My personal statement for residency application (2000) is a little snapshot and introduction of who I was before the whirlwind of medical practice and 4 children. This blog will paint a mural of who I have become 12 years later.
Quite frequently, I am a gourmet chef, or at the very least a sous-chef, sautéing, dicing, braising, and boiling; a molecular biologist turned cuisine technician, pipeting aliquots of broths and catalyzing dishes with rosemary, allspice, savory and tarragon. I capitalize on my undergraduate days working in a molecular biology lab at Cornell, practicing sterile technique and converting Western and Southern blots into risotto with portabella mushrooms and chocolate soufflés. Whether cooking a five-course meal or purifying an antibody, the timing, organization and detail is crucial. I rise to the task and plan methodically, anticipating baking and incubations as well as any unforeseen burning. I imagine my fondness for cooking arises from my Chinese culture, in which, like many other cultures, cooking represents more than simple oral alimentation. Dishes are an extension of love, loyalty and pride. When I cook, I manifest my emotions. Through a medium outside of words, I express the tenderness and commitment I hold for my guests through individually wrapped dumplings or Cornish hens filled with raspberry stuffing.

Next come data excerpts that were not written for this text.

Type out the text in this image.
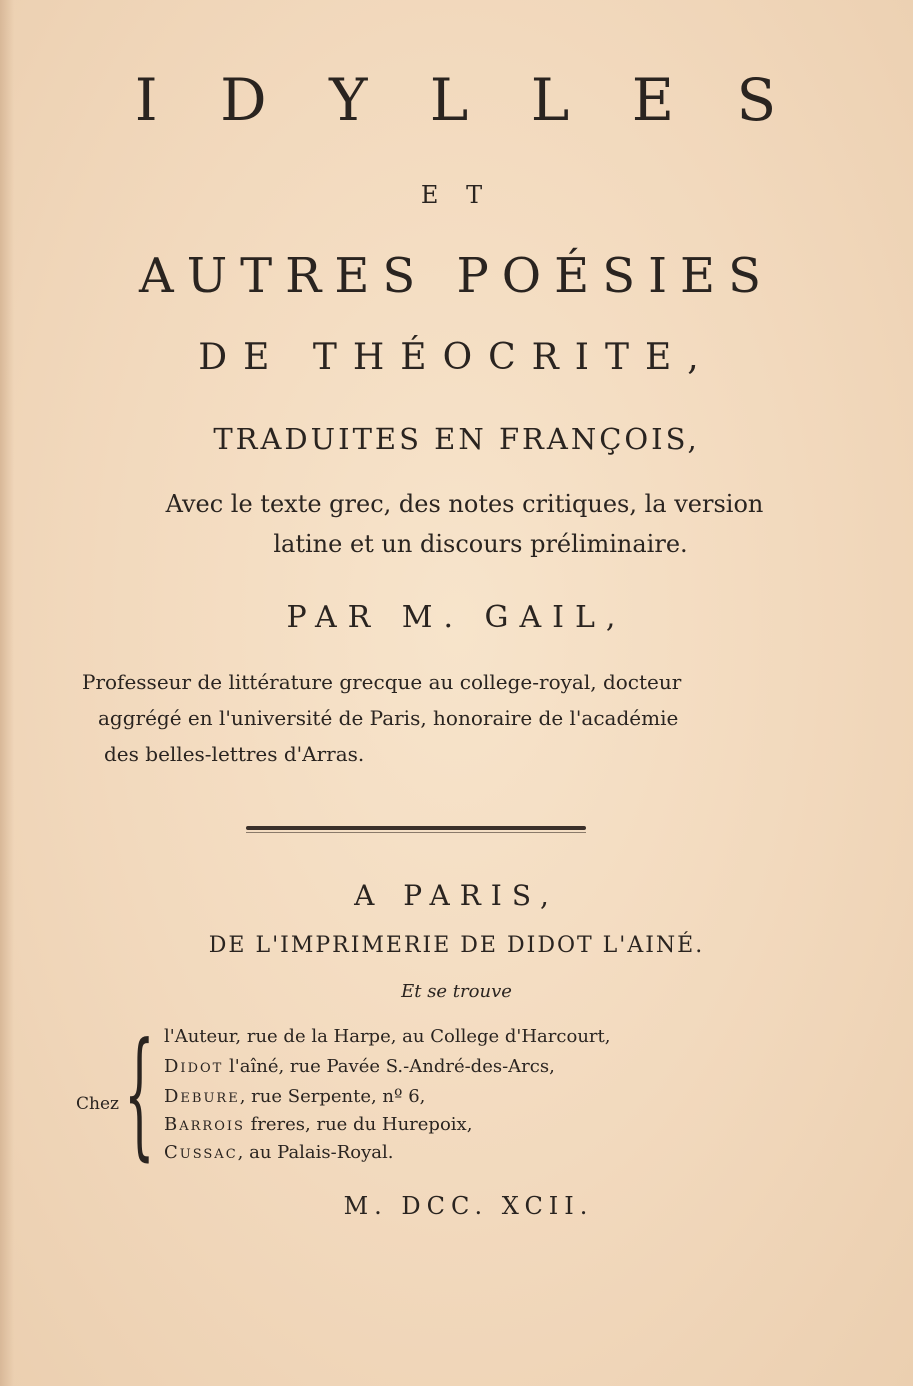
I D Y L L E S
E T
AUTRES POÉSIES
DE THÉOCRITE,
TRADUITES EN FRANÇOIS,
Avec le texte grec, des notes critiques, la version
latine et un discours préliminaire.
PAR M. GAIL,
Professeur de littérature grecque au college-royal, docteur
aggrégé en l'université de Paris, honoraire de l'académie
des belles-lettres d'Arras.
A PARIS,
DE L'IMPRIMERIE DE DIDOT L'AINÉ.
Et se trouve
Chez { l'Auteur, rue de la Harpe, au College d'Harcourt,
Didot l'aîné, rue Pavée S.-André-des-Arcs,
Debure, rue Serpente, nº 6,
Barrois freres, rue du Hurepoix,
Cussac, au Palais-Royal.
M. DCC. XCII.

Other days I am the quiet girl curled up like a lock of hair in a cubbyhole at the used bookstore, breathing in the musty perfume of words gracefully quilted together. I savor the writings of John Irving, Frank McCourt, Ayn Rand and Amy Tan. Their sentences waltz on each page and challenge the synapses in my mind. Through novels I am introduced to cultures and traditions and learn about hardships as well as about the plasticity of the human spirit. I become acquainted with philosophies I may embrace or decline. Books unearth my primitive cravings to discover and study. Novels shake the complacency of the prosaic and help me gain perspective of what has been and what I could be.
From time to time, I am a journalist and poet. No longer the audience of texts, I am the pied piper of words. In college, the Cornell Daily Sun was my forum. The university newspaper is entirely student-run, conveying news to Ithaca and surrounding communities. As a news reporter, I wrote about right-wing conservatives who touted white supremacy, interviewed Carl Sagan during his last days battling bone marrow cancer, and presented stories about the fresh-faced collegiate who dreamed about changing the world. My writing is not limited to the scope of journalism. Through poetry I create. A pencil, a pond or the color purple can be actors in my verse, impersonating grand messages or simply reflecting a hiccup of silliness. Composing poetry soothes my frustrations and stress. When faced with a long-time diabetic grieving over the loss of her legs or with a toddler hooked up to drips and a vent, poetry serves as my catharsis. It is my therapy for the heavy load that health care workers may carry.
Regretfully not as often as I would like, I am a musician. A piano player bereft of long fingers, my dwarfish digits still fly over piano keys like a Cessna and draw smiles from my parents and my friends. As a little girl I would diligently practice pieces for my piano teacher and for the competitions that would ensue. As a high school student, I would play the accompaniment for the school concert choir and the Cleveland Singing Angels. During college summers, I taught five to seven-year olds the basics of the treble and bass clef and the wonder of the sounds they would create. But now as an adult, I play the piano for myself. To perform the inventions of Bach, the sonatas of Mozart and ragtime of Scott Joplin are more gratifying today because I have learned to appreciate the gift of sight, sound and touch that not every individual has the ability to enjoy.
A newly gained role, I am a fiancée. To Patrick McIntyre, a fourth year medical student in my class, I have pledged my loyalty. When we met during the first Medical College of Ohio orientation party, we spoke of our interests in many of the topics I shared with you today. We became fast friends our first year and together battled through our basic sciences, refusing to meet our Waterloo. He was by my side during anatomy and pathology and will be by my side during internship and residency.
But when someone inquires, “Who are you really…?” I won’t hem or haw to choose between the characters in my play of life. Unequivocally, I am a medical student, an aspiring pediatrician and internist. When I have earned the long white coat, I will never stop listening to my patients, communicating to the parents, holding a little hand or a wizened hand, and helping the nurses. I am enthusiasm, energy and dedication amalgamated into a future intern. This is the role I have been working toward my entire life. In my therapeutic plan, I intend to use the timing and organization of cooking, the accuracy of journalism, the creativity of poetry, the magic of music, and the commitment of love to care for my patients.